L'altra è l'organico funzionale, il cuore pulsante della riforma, che al momento però si alimenta solo di spot e di annunci e non ha concretezza. I docenti di ruolo chiamati a presentare la domanda di mobilità non possono contare su questo organico aggiuntivo (nel contratto sì, c'è una vaga formula di riapertura in caso di novità…), invece sarà a disposizione verosimilmente per utilizzazioni/assegnazioni provvisorie, nonchè per le immissioni in ruolo.

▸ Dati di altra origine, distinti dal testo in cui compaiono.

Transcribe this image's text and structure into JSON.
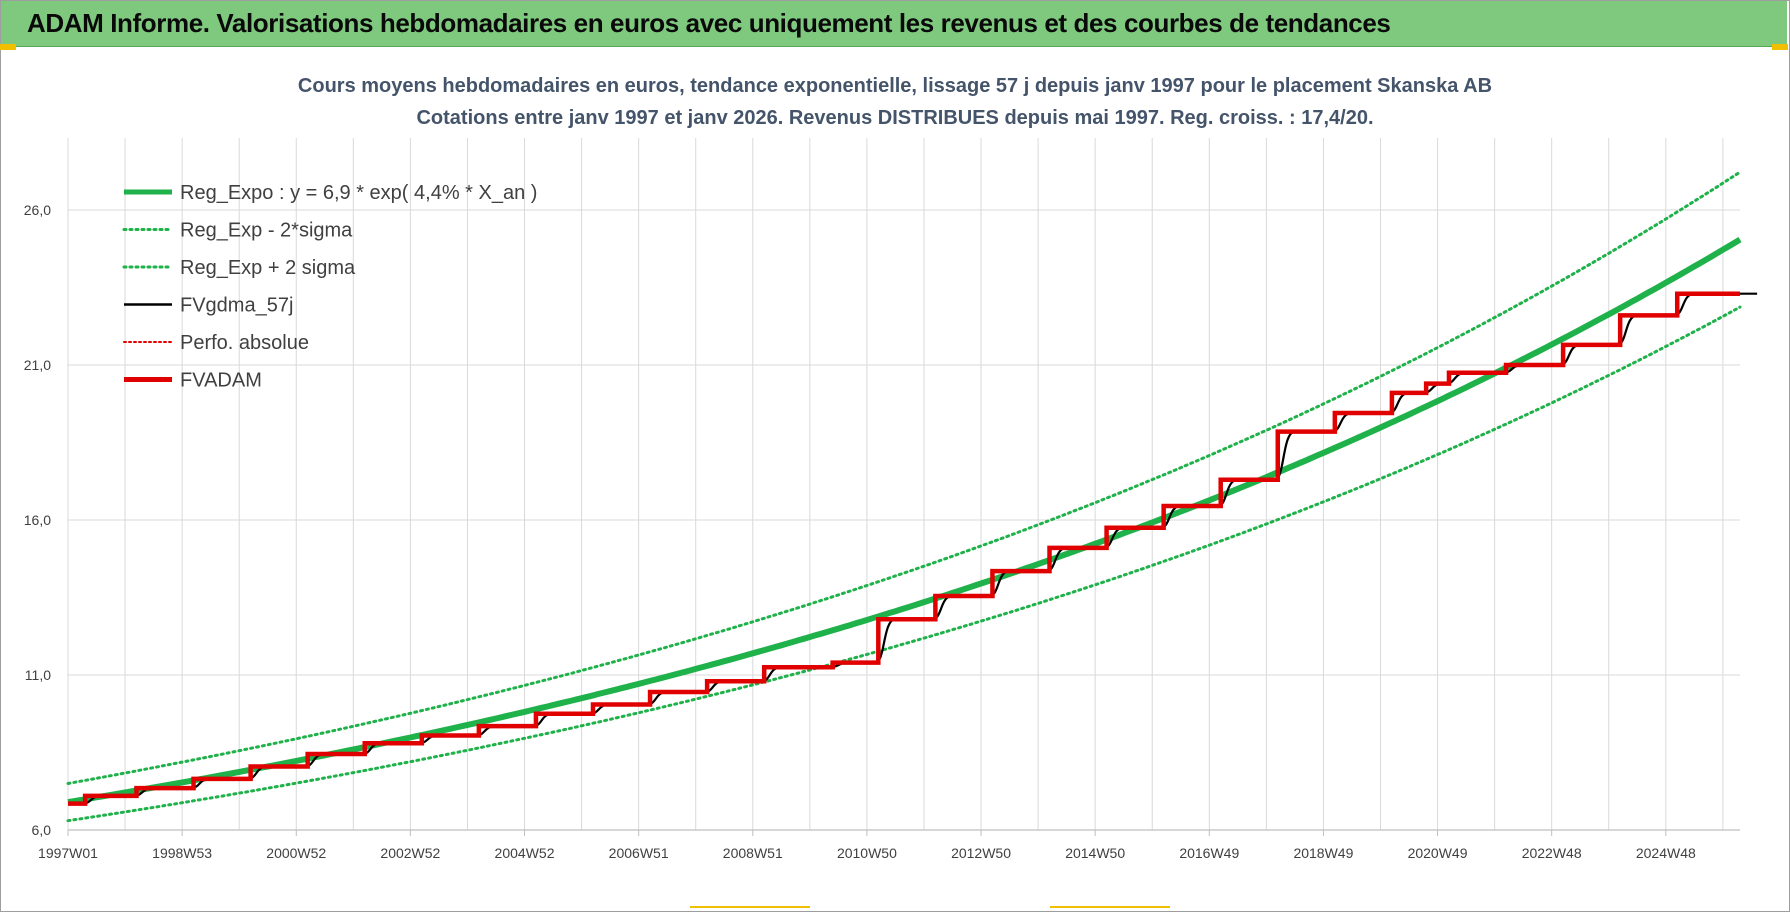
{
  "header": {
    "title": "ADAM Informe. Valorisations hebdomadaires en euros avec uniquement les revenus et des courbes de tendances"
  },
  "colors": {
    "header_bg": "#7fc97f",
    "green": "#1fb14a",
    "red": "#e00000",
    "black": "#000000",
    "grid": "#d9d9d9"
  },
  "chart_data": {
    "type": "line",
    "title": "Cours moyens hebdomadaires en euros, tendance exponentielle, lissage 57 j depuis janv 1997 pour le placement Skanska AB",
    "subtitle": "Cotations entre janv 1997 et janv 2026. Revenus DISTRIBUES depuis mai 1997.  Reg. croiss. : 17,4/20.",
    "xlabel": "",
    "ylabel": "",
    "ylim": [
      6.0,
      28.0
    ],
    "yticks": [
      "6,0",
      "11,0",
      "16,0",
      "21,0",
      "26,0"
    ],
    "xtick_labels": [
      "1997W01",
      "1998W53",
      "2000W52",
      "2002W52",
      "2004W52",
      "2006W51",
      "2008W51",
      "2010W50",
      "2012W50",
      "2014W50",
      "2016W49",
      "2018W49",
      "2020W49",
      "2022W48",
      "2024W48"
    ],
    "xrange_years": [
      1997.0,
      2026.3
    ],
    "grid": true,
    "legend_position": "top-left",
    "series": [
      {
        "name": "Reg_Expo : y = 6,9 * exp( 4,4% *  X_an )",
        "style": "solid-green-thick",
        "model": {
          "a": 6.9,
          "rate": 0.044,
          "start_year": 1997.0
        }
      },
      {
        "name": "Reg_Exp - 2*sigma",
        "style": "dotted-green",
        "model": {
          "a": 6.3,
          "rate": 0.044,
          "start_year": 1997.0
        }
      },
      {
        "name": "Reg_Exp + 2 sigma",
        "style": "dotted-green",
        "model": {
          "a": 7.5,
          "rate": 0.044,
          "start_year": 1997.0
        }
      },
      {
        "name": "FVgdma_57j",
        "style": "solid-black"
      },
      {
        "name": "Perfo. absolue",
        "style": "dotted-red"
      },
      {
        "name": "FVADAM",
        "style": "solid-red-thick",
        "steps": [
          [
            1997.0,
            6.85
          ],
          [
            1997.3,
            7.1
          ],
          [
            1998.2,
            7.35
          ],
          [
            1999.2,
            7.65
          ],
          [
            2000.2,
            8.05
          ],
          [
            2001.2,
            8.45
          ],
          [
            2002.2,
            8.8
          ],
          [
            2003.2,
            9.05
          ],
          [
            2004.2,
            9.35
          ],
          [
            2005.2,
            9.75
          ],
          [
            2006.2,
            10.05
          ],
          [
            2007.2,
            10.45
          ],
          [
            2008.2,
            10.8
          ],
          [
            2009.2,
            11.25
          ],
          [
            2010.4,
            11.4
          ],
          [
            2011.2,
            12.8
          ],
          [
            2012.2,
            13.55
          ],
          [
            2013.2,
            14.35
          ],
          [
            2014.2,
            15.1
          ],
          [
            2015.2,
            15.75
          ],
          [
            2016.2,
            16.45
          ],
          [
            2017.2,
            17.3
          ],
          [
            2018.2,
            18.85
          ],
          [
            2019.2,
            19.45
          ],
          [
            2020.2,
            20.1
          ],
          [
            2020.8,
            20.4
          ],
          [
            2021.2,
            20.75
          ],
          [
            2022.2,
            21.0
          ],
          [
            2023.2,
            21.65
          ],
          [
            2024.2,
            22.6
          ],
          [
            2025.2,
            23.3
          ],
          [
            2026.3,
            23.3
          ]
        ]
      }
    ]
  }
}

Come sarà determinato l'organico funzionale? Le ultime anticipazioni giornalistiche parlano di reti di scuole soltanto per le secondarie di II grado, mentre per primaria e secondaria di I grado i docenti sarebbero affidati all'istituto comprensivo. Quanti ne occorreranno? 5 insegnanti in più a scuola per infanzia e primaria, e 2 per le secondarie. Di cosa si occuperanno? Organico funzionale. Docenti si occuperanno di CLIL, sostegno, supplenze e terranno scuole aperte pomeriggio

Dunque, sarà necessario conoscere l'intero organico per poter capire quanti nuovi docenti assegnare alla singola provincia, per quale classe di concorso, nel rispetto dei criteri che saranno indicati nel decreto. Una operazione non semplice.